Abel e Caim foram oferecer um sacrifício a Deus. Abel levou um cordeiro, conforme Deus tinha ordenado, Caim levou do fruto da terra, conforme sua própria vontade. Deus aceitou a oferta de Abel e não aceitou a de Caim. Então, Caim enfureceu-se e matou seu irmão Abel.
Talvez este possa ser um resumo de uma das primeiras tragédias humanas e familiares que a Bíblia relata. E por isso, olhamos para Caim e percebemos que a maldição que lhe foi atribuída por Deus surgiu em consequência de ter assassinado seu irmão. Contudo, existem outros detalhes na história que nos permitem perceber melhor por que razão Caim chegou até esse ponto.
O primeiro desses detalhes está ainda antes de Caim ter feito o horrível crime contra seu irmão. Em Génesis 4:6, logo a seguir a Caim se ter irado quando a sua oferta não foi aceite, Deus lhe pergunta: “Por que te iraste? E por que descaiu teu semblante?” O facto de Deus ter-se dirigido a Caim com perguntas, traz de imediato à memória o tratamento que o Senhor teve com o seu pai, Adão, no capítulo anterior, logo após a primeira desobediência: “Onde estás?” (3:9); “Quem te mostrou que estavas nu? Comeste tu da árvore de que te ordenei que não comesses?” (3:10).
Ou seja, em ambos os casos, Deus opta por realizar de imediato um juízo investigativo, um rigoroso apuramento dos factos, dando oportunidade ao errante para apresentar as suas razões. Adicionalmente, Ellen White explica o que Deus providenciou neste momento, apelando a Caim para que corrigisse o seu comportamento:
“Deus condescendeu em mandar um anjo para conversar com ele. O anjo inquiriu quanto à razão de sua ira, e informou-o de que, se ele fizesse o bem e seguisse as orientações que Deus tinha dado, Ele o aceitaria e estimaria sua oferta.

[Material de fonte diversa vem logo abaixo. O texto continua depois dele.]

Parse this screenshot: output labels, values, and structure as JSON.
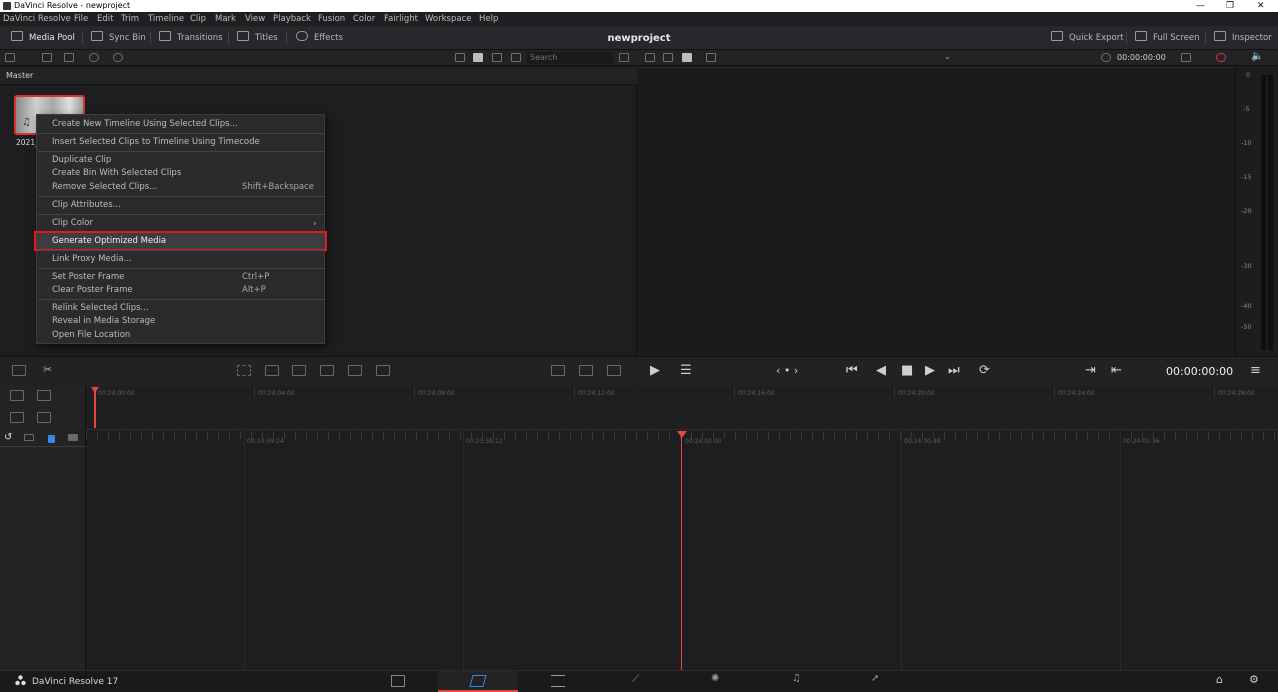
{
  "window": {
    "title": "DaVinci Resolve - newproject",
    "controls": {
      "minimize": "—",
      "restore": "❐",
      "close": "✕"
    }
  },
  "menubar": [
    "DaVinci Resolve",
    "File",
    "Edit",
    "Trim",
    "Timeline",
    "Clip",
    "Mark",
    "View",
    "Playback",
    "Fusion",
    "Color",
    "Fairlight",
    "Workspace",
    "Help"
  ],
  "toolbar": {
    "media_pool": "Media Pool",
    "sync_bin": "Sync Bin",
    "transitions": "Transitions",
    "titles": "Titles",
    "effects": "Effects",
    "project_name": "newproject",
    "quick_export": "Quick Export",
    "full_screen": "Full Screen",
    "inspector": "Inspector"
  },
  "subtoolbar": {
    "search_placeholder": "Search",
    "timecode": "00:00:00:00"
  },
  "media_pool": {
    "bin_name": "Master",
    "clip_name": "2021_"
  },
  "context_menu": {
    "items": [
      {
        "label": "Create New Timeline Using Selected Clips...",
        "shortcut": ""
      },
      {
        "label": "Insert Selected Clips to Timeline Using Timecode",
        "shortcut": ""
      },
      {
        "label": "Duplicate Clip",
        "shortcut": ""
      },
      {
        "label": "Create Bin With Selected Clips",
        "shortcut": ""
      },
      {
        "label": "Remove Selected Clips...",
        "shortcut": "Shift+Backspace"
      },
      {
        "label": "Clip Attributes...",
        "shortcut": ""
      },
      {
        "label": "Clip Color",
        "shortcut": ""
      },
      {
        "label": "Generate Optimized Media",
        "shortcut": ""
      },
      {
        "label": "Link Proxy Media...",
        "shortcut": ""
      },
      {
        "label": "Set Poster Frame",
        "shortcut": "Ctrl+P"
      },
      {
        "label": "Clear Poster Frame",
        "shortcut": "Alt+P"
      },
      {
        "label": "Relink Selected Clips...",
        "shortcut": ""
      },
      {
        "label": "Reveal in Media Storage",
        "shortcut": ""
      },
      {
        "label": "Open File Location",
        "shortcut": ""
      }
    ],
    "highlighted": "Generate Optimized Media",
    "submenu_arrow": "›"
  },
  "audio_meter": {
    "labels": [
      "0",
      "-5",
      "-10",
      "-15",
      "-20",
      "-30",
      "-40",
      "-50"
    ]
  },
  "transport": {
    "timecode": "00:00:00:00"
  },
  "timeline": {
    "upper_ticks": [
      "00:24:00:00",
      "00:24:04:00",
      "00:24:08:00",
      "00:24:12:00",
      "00:24:16:00",
      "00:24:20:00",
      "00:24:24:00",
      "00:24:28:00"
    ],
    "lower_ticks": [
      "00:23:59:24",
      "00:23:59:12",
      "00:24:00:00",
      "00:24:00:48",
      "00:24:01:36"
    ]
  },
  "pagebar": {
    "brand": "DaVinci Resolve 17",
    "pages": [
      "media-page-icon",
      "cut-page-icon",
      "edit-page-icon",
      "fusion-page-icon",
      "color-page-icon",
      "fairlight-page-icon",
      "deliver-page-icon"
    ]
  },
  "colors": {
    "accent_red": "#e5493d",
    "highlight_box": "#e11b1b"
  }
}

Mas se não se submetesse humildemente aos planos de Deus, crendo e obedecendo, Ele não podia aceitar sua oferta. Se fizesse o bem seria aceito por Deus, e seu irmão lhe daria ouvidos, e Caim o guiaria, porque era o mais velho. Mas mesmo depois de ser assim fielmente instruído, Caim não se arrependeu.” História da Redenção, p. 53
Há ainda um outro apelo e advertência que Deus faz a Caim – depois da sua oferta ter sido rejeitada e antes de ele se levantar para tirar a vida de seu irmão, o Senhor diz-lhe:
“Se bem fizerdes, não haverá aceitação para ti? E, se não fizeres bem, o pecado jaz à tua porta, e para ti será o seu desejo, e sobre ele dominarás.” Génesis 4:7
Um dado muito importante: a primeira pergunta que Deus faz neste último versículo (“Se bem fizerdes, não haverá aceitação para ti?”) comprova que Deus estava disposto a receber novamente um sacrifício de Caim e a aceitá-lo, desde que esse ato fosse efetuado conforme as instruções que Deus tinha dado a seus pais e, naturalmente, também a ele e seu irmão!

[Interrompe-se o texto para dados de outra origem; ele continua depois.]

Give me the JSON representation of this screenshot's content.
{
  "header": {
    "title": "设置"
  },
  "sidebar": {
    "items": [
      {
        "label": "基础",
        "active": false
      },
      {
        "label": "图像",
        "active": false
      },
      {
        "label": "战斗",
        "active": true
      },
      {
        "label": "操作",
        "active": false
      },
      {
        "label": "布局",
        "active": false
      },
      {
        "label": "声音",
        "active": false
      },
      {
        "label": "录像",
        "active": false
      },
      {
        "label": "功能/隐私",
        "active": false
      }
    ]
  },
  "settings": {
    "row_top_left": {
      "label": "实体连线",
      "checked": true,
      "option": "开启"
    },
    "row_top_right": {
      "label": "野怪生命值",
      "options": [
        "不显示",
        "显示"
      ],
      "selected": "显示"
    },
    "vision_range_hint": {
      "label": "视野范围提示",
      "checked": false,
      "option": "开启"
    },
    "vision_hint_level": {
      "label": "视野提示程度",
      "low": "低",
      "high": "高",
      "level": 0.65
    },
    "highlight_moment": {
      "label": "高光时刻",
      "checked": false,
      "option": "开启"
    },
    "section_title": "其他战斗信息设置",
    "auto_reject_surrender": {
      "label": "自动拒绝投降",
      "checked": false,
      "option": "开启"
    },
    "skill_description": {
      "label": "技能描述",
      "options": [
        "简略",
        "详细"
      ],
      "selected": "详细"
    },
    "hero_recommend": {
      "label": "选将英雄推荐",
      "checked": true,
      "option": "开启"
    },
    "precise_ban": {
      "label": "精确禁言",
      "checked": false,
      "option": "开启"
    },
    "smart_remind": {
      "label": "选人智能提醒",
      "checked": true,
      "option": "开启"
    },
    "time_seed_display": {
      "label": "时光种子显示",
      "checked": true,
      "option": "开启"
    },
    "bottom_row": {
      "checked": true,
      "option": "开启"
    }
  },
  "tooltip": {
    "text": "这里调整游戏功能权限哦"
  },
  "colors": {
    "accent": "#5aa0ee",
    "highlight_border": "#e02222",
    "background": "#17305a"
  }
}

Génesis 4:8 mostra que Caim não atendeu aos apelos divinos; pelo contrário, saiu em incredulidade e rebelião contra Deus para tirar a vida do seu irmão:
“E falou Caim com o seu irmão Abel: e sucedeu que, estando eles no campo, se levantou Caim contra o seu irmão Abel e o matou.”

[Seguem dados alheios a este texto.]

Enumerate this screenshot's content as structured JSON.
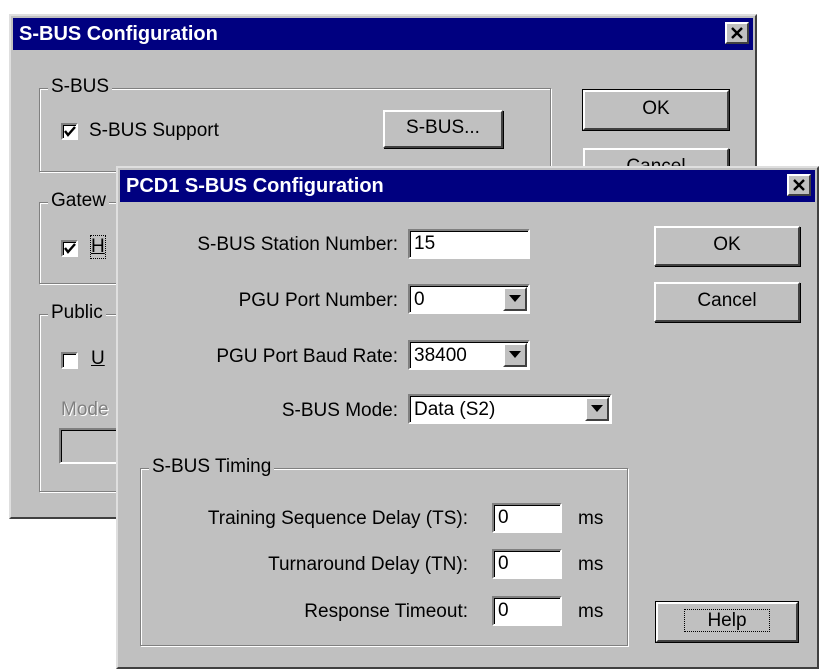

A serva do Senhor esclarece ainda:
“Caim era incrédulo quanto à necessidade de sacrifícios; recusou-se a discernir que Cristo era tipificado pelo cordeiro morto; o sangue de animais parecia-lhe não ter virtude alguma. O evangelho foi pregado a Caim, assim como para seu irmão; mas foi-lhe um cheiro de morte para morte, visto como não reconheceu, no sangue do cordeiro sacrifical, a Jesus Cristo – a única provisão feita para salvação do homem.” Mensagens Escolhidas, v. 1, p. 231
Portanto, apesar do seu erro inicial, ainda assim Caim teve uma nova e grande oportunidade de encontrar o favor divino; mas ele recusou, rejeitou essa oferta de graça e misericórdia de Deus, entregando-se a uma rebelião declarada contra Ele. Ellen White descreve assim o contraste entre os comportamentos de Abel e de Caim:
“Abel escolheu a fé e a obediência; Caim, a incredulidade e a rebeldia. Nisto consistia toda a questão.” Patriarcas e Profetas, p. 72
Já vimos que logo após ter rejeitado a oferta de Caim, o Senhor entrou em ação para tentar recuperar o errante, fazendo-lhe algumas perguntas. Ora, o mesmo aconteceu após o assassínio de Abel:
“E disse o Senhor a Caim: Onde está Abel, teu irmão?” Génesis 4:9
Espantosamente, depois de já ter sido advertido por Deus e não restando justificação para o seu ato, Caim repete um erro que seus pais tinham cometido no Éden: culpar outros pelos próprios erros – Adão culpou Eva e o próprio Deus (3:12); Eva culpou a serpente (3:13); e agora, além de proferir uma mentira, Caim culpou o próprio irmão, respondendo: “Não sei: sou eu o guardador de meu irmão?”, como que querendo dizer que Abel é que devia ter tido cuidado com ele mesmo.
Nada pode ficar escondido e desconhecido aos olhos de Deus. Por isso, em Génesis 4:10-12, Deus profere uma pesada sentença sobre Caim, amaldiçoando-o na terra onde deveria viver.
A reação de Caim é esclarecedora: “É maior a minha maldade que a possa ser perdoada” (4:13). Tragicamente, Caim não quis ouvir, antes recusou as oportunidades que Deus lhe deu para arrependimento e confissão, para apresentar um novo sacrifício que o Senhor aceitaria. Lançando-se em rebelião declarada contra Deus, matando seu irmão e tentando fugir a quaisquer responsabilidades, passou para lá do alcance da graça de Deus, aquele ponto em que a rejeição propositada do Espírito do Senhor nos torna portadores do pecado imperdoável (Mateus 12:32, Marcos 3:29).
Conclusão: o maior erro de Caim não foi oferecer os frutos da terra, mas sim rejeitar os apelos de arrependimento da parte de Deus, recusar confessar o seu erro mesmo quando diretamente questionado, e finalmente declarar-se em rebelião contra Deus.
No fundo, Caim repetiu a experiência de Lúcifer, exatamente como repetimos todos nós quando temos os mesmos comportamentos e atitudes.